Blending Complementary Memory Systems in Hybrid Quadratic-Linear Transformers
Kazuki Irie, Morris Yau, Samuel J. Gershman
TL;DR
This work investigates integrating two memory paradigms—KV-memory with softmax attention (quadratic transformers) and FW-memory with linear attention (DeltaNet/linear transformers)—to create Hybrid Quadratic-Linear Transformers (HQLTs) for general sequence processing. It introduces three blending schemes (Delayed-Streaming, Delayed-Chunk, and Synchronous) and systematically evaluates them on large-scale language modeling, expressivity benchmarks, in-context retrieval, and reinforcement learning in POMDPs.
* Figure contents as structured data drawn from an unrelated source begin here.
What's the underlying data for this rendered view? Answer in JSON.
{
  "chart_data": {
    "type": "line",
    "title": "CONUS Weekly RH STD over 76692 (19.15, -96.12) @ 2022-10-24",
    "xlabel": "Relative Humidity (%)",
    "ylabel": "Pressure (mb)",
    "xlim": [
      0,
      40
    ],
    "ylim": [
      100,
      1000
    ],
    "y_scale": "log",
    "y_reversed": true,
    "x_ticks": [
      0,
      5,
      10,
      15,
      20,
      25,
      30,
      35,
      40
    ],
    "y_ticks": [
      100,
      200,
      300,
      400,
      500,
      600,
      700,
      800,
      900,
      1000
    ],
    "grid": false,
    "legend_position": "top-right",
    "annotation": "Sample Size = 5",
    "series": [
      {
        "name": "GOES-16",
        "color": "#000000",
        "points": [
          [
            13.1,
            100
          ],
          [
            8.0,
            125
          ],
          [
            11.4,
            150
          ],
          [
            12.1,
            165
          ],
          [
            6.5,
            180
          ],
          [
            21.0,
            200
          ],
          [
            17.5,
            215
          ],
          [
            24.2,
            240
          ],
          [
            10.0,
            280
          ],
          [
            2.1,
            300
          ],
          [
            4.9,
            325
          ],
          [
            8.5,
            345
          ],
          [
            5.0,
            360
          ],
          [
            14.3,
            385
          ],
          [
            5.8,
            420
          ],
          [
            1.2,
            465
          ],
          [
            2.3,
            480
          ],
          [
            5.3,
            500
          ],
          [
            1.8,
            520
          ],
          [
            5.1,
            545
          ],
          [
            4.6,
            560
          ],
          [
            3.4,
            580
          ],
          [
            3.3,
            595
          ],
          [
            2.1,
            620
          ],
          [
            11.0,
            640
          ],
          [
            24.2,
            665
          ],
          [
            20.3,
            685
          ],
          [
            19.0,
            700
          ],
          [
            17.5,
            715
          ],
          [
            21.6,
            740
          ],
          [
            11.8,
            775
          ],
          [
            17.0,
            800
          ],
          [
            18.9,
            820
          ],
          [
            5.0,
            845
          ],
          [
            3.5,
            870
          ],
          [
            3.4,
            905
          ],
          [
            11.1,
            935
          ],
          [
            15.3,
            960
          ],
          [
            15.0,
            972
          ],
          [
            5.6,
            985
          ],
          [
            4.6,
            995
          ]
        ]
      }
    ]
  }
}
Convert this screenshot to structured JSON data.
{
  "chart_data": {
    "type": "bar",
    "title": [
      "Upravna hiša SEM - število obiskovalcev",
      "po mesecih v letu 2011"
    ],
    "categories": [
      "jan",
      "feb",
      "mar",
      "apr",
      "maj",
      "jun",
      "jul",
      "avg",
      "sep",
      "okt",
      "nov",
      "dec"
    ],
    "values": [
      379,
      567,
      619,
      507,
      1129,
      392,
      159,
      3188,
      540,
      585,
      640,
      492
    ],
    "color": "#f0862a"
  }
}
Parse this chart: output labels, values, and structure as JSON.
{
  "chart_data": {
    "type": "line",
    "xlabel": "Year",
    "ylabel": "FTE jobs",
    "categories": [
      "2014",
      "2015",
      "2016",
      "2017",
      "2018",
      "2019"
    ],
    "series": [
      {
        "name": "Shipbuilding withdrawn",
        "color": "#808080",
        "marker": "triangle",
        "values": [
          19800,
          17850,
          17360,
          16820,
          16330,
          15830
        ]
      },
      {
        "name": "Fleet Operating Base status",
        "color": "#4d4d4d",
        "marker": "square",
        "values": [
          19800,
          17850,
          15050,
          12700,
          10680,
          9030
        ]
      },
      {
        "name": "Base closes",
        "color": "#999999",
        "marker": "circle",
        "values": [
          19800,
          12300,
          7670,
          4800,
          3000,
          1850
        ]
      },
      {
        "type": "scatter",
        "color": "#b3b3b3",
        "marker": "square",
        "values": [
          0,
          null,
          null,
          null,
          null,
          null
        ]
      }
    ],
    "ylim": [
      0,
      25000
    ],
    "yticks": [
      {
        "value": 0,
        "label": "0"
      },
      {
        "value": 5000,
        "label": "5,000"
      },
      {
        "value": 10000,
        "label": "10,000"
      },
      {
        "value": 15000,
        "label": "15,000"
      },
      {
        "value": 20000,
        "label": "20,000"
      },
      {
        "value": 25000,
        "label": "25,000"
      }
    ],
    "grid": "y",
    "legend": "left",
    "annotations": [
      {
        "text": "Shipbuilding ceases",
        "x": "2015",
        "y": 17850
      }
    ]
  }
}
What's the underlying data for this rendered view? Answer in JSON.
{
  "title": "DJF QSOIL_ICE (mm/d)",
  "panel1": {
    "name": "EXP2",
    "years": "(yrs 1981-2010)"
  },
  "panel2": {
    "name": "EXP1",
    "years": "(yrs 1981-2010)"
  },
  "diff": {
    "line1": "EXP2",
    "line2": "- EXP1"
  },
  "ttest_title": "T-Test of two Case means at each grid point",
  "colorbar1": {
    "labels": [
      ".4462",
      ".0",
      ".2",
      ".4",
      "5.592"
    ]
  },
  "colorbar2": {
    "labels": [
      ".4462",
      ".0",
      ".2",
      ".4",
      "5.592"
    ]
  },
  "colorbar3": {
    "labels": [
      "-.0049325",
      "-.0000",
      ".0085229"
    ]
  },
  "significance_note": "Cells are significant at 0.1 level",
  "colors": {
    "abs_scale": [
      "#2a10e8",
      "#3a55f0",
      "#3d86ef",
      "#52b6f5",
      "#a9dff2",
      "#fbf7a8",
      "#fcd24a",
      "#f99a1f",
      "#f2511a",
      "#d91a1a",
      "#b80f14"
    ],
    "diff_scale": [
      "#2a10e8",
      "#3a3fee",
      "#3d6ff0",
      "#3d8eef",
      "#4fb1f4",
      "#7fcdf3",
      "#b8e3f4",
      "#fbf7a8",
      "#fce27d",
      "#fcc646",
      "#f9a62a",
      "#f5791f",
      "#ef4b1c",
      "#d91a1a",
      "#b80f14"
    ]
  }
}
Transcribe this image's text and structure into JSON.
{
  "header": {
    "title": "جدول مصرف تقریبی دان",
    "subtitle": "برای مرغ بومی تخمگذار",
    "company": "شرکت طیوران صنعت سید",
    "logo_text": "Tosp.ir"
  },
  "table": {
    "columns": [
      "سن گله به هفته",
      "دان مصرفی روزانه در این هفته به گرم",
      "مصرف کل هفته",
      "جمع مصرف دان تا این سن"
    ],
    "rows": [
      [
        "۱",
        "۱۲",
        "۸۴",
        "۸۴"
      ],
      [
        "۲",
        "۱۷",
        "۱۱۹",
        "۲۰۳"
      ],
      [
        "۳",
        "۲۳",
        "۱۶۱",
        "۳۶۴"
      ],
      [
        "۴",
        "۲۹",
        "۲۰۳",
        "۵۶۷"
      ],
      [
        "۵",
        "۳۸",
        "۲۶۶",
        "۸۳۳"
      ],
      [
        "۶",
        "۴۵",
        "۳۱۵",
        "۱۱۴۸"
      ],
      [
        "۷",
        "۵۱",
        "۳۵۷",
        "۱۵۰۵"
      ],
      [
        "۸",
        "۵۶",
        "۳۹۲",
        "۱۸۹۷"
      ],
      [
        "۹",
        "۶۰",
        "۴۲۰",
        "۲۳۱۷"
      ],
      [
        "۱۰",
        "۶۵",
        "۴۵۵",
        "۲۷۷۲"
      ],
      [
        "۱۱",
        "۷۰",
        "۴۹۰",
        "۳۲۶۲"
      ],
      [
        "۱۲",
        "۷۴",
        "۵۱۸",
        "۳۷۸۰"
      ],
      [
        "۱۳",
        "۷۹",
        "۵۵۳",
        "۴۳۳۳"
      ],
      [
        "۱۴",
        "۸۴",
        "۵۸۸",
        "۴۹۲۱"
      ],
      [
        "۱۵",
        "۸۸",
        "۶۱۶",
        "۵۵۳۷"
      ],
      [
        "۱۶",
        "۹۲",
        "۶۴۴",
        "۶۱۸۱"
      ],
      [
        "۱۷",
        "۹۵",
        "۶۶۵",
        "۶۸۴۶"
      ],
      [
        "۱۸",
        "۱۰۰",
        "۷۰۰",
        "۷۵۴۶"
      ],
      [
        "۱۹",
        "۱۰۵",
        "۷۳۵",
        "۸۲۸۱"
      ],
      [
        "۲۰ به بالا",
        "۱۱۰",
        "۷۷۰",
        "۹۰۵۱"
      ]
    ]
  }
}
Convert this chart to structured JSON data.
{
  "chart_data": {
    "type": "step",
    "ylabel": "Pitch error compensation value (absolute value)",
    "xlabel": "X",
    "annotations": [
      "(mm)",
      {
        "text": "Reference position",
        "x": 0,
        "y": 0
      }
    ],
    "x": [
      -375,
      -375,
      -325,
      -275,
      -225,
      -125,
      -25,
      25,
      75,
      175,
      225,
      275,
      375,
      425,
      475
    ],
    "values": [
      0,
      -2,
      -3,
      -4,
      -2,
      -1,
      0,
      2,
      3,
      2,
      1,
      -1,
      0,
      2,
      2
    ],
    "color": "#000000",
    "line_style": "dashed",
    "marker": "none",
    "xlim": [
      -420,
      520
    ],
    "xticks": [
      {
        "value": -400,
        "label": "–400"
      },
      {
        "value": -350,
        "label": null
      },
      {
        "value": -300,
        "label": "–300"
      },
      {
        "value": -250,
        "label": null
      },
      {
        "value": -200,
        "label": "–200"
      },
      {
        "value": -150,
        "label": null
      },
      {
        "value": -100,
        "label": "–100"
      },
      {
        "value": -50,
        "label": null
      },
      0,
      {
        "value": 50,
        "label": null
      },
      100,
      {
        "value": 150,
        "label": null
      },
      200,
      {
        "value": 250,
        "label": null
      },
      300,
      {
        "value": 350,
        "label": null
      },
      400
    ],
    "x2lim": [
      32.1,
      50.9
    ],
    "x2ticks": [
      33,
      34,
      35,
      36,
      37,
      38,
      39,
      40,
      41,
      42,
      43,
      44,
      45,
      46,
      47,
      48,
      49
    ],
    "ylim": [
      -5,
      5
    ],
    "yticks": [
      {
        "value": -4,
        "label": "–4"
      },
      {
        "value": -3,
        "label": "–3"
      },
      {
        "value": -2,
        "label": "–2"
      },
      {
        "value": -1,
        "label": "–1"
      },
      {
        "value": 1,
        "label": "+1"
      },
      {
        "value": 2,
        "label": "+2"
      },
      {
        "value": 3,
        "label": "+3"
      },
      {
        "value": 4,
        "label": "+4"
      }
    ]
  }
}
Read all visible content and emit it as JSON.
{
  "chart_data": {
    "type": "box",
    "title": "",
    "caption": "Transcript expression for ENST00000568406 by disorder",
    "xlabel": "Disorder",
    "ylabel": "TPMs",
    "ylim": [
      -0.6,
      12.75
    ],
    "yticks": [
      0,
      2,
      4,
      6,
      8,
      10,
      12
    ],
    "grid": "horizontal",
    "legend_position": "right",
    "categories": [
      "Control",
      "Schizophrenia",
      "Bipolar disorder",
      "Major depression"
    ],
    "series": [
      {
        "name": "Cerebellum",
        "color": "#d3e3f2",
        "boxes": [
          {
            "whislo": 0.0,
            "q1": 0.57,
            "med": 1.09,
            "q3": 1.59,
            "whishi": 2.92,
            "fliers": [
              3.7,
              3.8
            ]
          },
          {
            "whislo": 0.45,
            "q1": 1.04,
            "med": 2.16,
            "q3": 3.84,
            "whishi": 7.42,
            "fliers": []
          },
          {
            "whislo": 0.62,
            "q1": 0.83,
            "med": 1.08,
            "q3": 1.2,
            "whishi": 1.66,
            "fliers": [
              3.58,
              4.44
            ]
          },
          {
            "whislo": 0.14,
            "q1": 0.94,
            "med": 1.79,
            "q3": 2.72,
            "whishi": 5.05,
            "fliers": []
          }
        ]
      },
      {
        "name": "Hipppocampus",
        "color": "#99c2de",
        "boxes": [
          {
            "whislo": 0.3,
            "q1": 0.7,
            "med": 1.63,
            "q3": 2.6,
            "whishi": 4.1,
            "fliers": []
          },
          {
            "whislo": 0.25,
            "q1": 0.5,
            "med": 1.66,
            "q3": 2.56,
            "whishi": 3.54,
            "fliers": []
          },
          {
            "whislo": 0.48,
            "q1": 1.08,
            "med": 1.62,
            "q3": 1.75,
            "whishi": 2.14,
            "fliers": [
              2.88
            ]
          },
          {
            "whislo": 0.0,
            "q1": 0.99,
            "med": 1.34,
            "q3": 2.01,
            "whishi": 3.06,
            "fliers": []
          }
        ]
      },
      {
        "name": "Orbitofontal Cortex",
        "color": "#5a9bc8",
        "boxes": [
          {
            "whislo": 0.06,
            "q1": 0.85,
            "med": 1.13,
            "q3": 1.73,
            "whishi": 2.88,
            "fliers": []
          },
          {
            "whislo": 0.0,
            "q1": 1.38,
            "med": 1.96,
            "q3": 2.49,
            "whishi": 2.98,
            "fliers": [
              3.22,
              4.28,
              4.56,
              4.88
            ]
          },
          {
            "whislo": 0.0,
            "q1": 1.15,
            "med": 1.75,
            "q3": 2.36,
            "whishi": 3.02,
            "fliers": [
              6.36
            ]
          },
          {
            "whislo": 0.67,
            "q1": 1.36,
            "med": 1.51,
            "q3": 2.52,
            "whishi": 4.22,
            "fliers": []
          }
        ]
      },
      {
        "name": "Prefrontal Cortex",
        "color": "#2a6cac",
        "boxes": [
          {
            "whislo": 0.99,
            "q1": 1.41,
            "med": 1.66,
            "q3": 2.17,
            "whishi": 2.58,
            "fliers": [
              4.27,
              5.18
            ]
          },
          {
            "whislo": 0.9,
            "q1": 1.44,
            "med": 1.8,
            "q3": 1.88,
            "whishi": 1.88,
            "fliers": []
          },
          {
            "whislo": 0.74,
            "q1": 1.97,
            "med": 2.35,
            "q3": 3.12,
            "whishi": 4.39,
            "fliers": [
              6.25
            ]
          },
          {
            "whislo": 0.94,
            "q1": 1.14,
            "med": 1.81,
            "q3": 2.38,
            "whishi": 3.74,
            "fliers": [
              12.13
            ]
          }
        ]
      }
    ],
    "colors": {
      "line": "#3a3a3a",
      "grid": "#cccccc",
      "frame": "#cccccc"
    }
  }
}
Across tasks, the Synchronous HQLT consistently yields the strongest overall performance, leveraging simultaneous processing in KV- and FW-memory to combine precise recall with expressive computation. The results provide a principled view on designing neural memory systems, showing that a carefully synchronized hybrid can overcome the limitations of its individual components and shed light on memory design in future architectures.
Abstract
We develop hybrid memory architectures for general-purpose sequence processing neural networks, that combine key-value memory using softmax attention (KV-memory) with fast weight memory through dynamic synaptic modulation (FW-memory) -- the core principles of quadratic and linear transformers, respectively. These two memory systems have complementary but individually limited properties: KV-memory offers precise retrieval but is constrained by quadratic complexity in sequence length, while FW-memory supports arbitrarily long sequences and enables more expressive computation but sacrifices precise recall. We propose and compare three methods to blend these two systems into a single memory system, differing in how and when input information is delivered to each system, to leverage the strengths of both. We conduct experiments on general language modeling and retrieval tasks by training 340M- and 1.3B-parameter models from scratch, as well as on synthetic algorithmic tasks designed to precisely illustrate the benefits of certain hybrid methods over others. We also evaluate our hybrid memory systems on reinforcement learning in partially observable environments. Overall, we demonstrate how a well-designed hybrid can overcome the limitations of its individual components, offering new insights into the design principle of neural memory systems.